If the court orders the legislature to implement spending levels mentioned in the report, it should set off alarms. If the courts can legally require the legislature to spend a certain amount of money in education, why couldn't the courts do the same in other fields such as healthcare, transportation or criminal justice? It would only further erode the constitutional authority of elected legislators.
Many of the current recommendations mentioned in the report derive from the widely-held assumption that greater financial resources lead to better student outcomes. However, a thorough review of the research shows the link between spending and student achievement to be inconclusive at best.
Stanford University Education professor Eric Hanashek, an expert on school finance and outcomes, argues
that spending on inputs such as lower teacher ratios, a higher percentage of teachers with Master's degrees, and lower class sizes has increased in the last five decades but not yielded any increases in student achievement. Moreover, considerable research
points to the fact that how schools spend money is as important as the level of spending.
Hanashek has spent his career showing that the relationship between funding and student achievement to be inconclusive and influenced by many factors. Indeed, the issuance of the Coleman Report
in 1961 bolstered such reasoning when it found that educational outcomes to be more influenced by family background than by spending on teachers or smaller class sizes.
This is not to say money is not important, or to deny the beneficial impacts it can have. Additional resources can indeed have an immediate impact on schools in extreme poverty. However, the benefit of additional resources for schools in moderate- and higher-income areas is more questionable.
Massive infusions of financial resources have not led to improvements in student achievement. A 2014 report
by the CATO Institute reviewed forty years of spending and educational outcomes and found that while spending has increased significantly, educational outcomes have remained flat.
Over 18 years during the 1980s and 90s a federal judge ordered taxpayers in Kansas City to spend over $2 billion on projects and programs to improve the Kansas City Public Schools. With the judge's order came a massive increase in property taxes and a 40 percent increase in salaries of teachers and school personnel. Per pupil spending shot to number one in the country among the 280 largest school districts. Despite massive increases, the additional spending produced little gains in student improvement. In 1995, the US Supreme Court (Missouri v. Jenkins
) ended the desegregation case when it ruled the lower court overstepped its authority by ordering across-the-board state-funded salary increases and other remedial education programs whose funding could not be sustained by local government.
But back to the WestEd report. The report highlights some problem areas and makes some good recommendations, like the need to revise current funding formulas and make principals more effective and autonomous. The report, however, is too focused on finances. Like other studies developed around the country, to determine if current funding levels are sufficient, adequacy studies and lawsuits for additional funding have been going on for years. However, are such studies valid, since no research shows a specific level of funding that will lead to increases in student achievement? That said, adequacy studies like the WestEd report prove no different than any other policy document produced by some interest group.
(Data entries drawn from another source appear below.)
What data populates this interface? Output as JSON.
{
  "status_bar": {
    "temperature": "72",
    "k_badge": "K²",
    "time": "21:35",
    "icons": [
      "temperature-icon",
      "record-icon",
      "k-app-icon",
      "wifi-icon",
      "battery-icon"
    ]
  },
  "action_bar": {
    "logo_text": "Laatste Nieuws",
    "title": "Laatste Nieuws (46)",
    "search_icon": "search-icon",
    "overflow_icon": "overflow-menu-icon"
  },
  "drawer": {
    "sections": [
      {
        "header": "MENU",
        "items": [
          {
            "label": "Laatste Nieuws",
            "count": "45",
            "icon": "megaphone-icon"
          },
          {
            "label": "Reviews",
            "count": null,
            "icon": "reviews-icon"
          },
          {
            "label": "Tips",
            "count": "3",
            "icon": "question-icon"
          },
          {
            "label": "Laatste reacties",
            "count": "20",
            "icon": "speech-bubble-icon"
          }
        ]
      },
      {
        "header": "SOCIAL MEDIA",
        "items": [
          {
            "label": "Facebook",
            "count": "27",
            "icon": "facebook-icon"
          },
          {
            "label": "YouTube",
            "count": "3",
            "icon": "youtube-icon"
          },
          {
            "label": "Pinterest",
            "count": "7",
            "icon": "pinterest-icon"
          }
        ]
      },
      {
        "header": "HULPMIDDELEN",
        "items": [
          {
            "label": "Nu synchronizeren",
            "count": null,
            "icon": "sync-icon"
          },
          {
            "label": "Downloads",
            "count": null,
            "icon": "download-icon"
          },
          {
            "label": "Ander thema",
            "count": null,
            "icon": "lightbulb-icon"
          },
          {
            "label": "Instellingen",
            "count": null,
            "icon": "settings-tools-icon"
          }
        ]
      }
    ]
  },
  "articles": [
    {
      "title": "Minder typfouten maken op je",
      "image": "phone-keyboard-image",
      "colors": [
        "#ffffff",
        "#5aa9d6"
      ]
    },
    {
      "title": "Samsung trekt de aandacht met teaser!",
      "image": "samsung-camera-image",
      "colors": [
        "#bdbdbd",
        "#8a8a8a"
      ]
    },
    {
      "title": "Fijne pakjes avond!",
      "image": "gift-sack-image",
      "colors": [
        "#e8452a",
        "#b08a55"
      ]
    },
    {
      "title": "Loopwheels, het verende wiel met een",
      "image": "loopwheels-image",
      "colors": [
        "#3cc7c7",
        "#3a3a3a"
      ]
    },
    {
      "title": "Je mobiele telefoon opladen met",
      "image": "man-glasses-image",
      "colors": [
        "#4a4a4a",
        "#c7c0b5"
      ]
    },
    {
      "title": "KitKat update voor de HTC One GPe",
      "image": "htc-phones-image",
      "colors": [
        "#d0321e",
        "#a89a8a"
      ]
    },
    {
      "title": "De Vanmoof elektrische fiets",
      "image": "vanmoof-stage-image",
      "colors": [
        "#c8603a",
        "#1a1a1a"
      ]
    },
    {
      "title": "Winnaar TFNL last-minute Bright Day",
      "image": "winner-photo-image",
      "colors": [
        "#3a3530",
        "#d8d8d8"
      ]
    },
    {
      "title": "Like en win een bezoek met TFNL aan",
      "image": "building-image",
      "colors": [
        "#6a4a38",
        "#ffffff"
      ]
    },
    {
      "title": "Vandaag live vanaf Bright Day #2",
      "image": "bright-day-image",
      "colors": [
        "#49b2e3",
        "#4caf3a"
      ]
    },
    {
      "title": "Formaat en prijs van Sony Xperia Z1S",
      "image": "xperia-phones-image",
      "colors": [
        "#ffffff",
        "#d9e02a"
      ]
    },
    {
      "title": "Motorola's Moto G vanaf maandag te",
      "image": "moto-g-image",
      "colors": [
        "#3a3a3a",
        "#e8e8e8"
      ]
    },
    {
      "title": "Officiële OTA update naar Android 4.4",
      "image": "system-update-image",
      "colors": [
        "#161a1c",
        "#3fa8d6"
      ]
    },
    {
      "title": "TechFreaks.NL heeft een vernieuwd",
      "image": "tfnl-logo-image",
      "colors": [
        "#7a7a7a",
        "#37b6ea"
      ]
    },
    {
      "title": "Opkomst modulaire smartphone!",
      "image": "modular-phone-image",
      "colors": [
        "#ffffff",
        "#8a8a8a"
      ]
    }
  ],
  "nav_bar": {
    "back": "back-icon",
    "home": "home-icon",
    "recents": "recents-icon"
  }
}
But that's the point. Public education and how it is funded will always be a hotly debated topic. It's importance and the cost of public education help to ensure that. Ideas about what children learn, how they learn and how much to spend, are inherently political questions. And our constitution has a framework for answering those questions. Legislators are elected and tasked with addressing these questions. Legislators are charged with appropriating funds for schools and setting policy, they listen to other legislators, educators, interest groups and the public. They are elected and defeated based on their stance on education and other issues. If a lawmaker is not responsive to voters on education issues or other issues for that matter, he or she is accountable to the voters, as intended by the constitution.
Progressives and those on the Left have a long history of using the courts to get what they can't achieve via the legislature. In this case, education advocates want the courts to significantly boost education funding. We should wonder if that's the case why were those involved with drafting the report intent on leaving out current lawmakers. A Carolina Journal article
reports that no Republican lawmakers were contacted to participate in focus groups leading up to the release of the WestEd report.
Again, there is an assumption that the courts are the best vehicle to remedy such complicated topics as school finance and boosting student achievement. The Leandro case began nearly a quarter-century ago. That it continues today attests to the complexity of the issue as well as the shortcomings of the courts.
Do the courts have the capacity and expertise to solve entrenched problems like student achievement? Judges are not educators. What evidence exists that the courts would have any better results boosting student achievement than state and local governments who have been wrestling with the topic for years. The courts simply lack the capacity and breadth of knowledge to solve complicated problems. If the courts prescribe funding levels for education, it is likely to destabilize systems of education that have existed for decades.
Can North Carolina public schools comply with Leandro requirements under the current financing system? It's an important question and one of the questions that framed the WestEd study. North Carolina public schools may very well need additional funding. Yet, legislative leadership was not included in the process and has little time to formally respond to the document.
There is something frightening about an appointed judge - unaccountable to the public - and whose views on education are little known - having the ability to decide complex political issues. Progressives constantly deride private schools, calling them "unaccountable." Yet what sort of accountability is there when a San Francisco-based organization (WestEd) can issue significant policy recommendations that are imposed upon duly-elected legislators by an unelected judge?
Our state constitution states unequivocally that money for public schools can only be appropriated by the legislative branch. The legislative branch has the power of the purse and that questions regarding schools and school funding are to be decided by the lawmakers. Because consent orders to compel the legislature to adopt spending recommendations violate our constitution and disenfranchise voters, North Carolinians should be wary of any plan that short-circuits our constitution. It's a fight we need to win.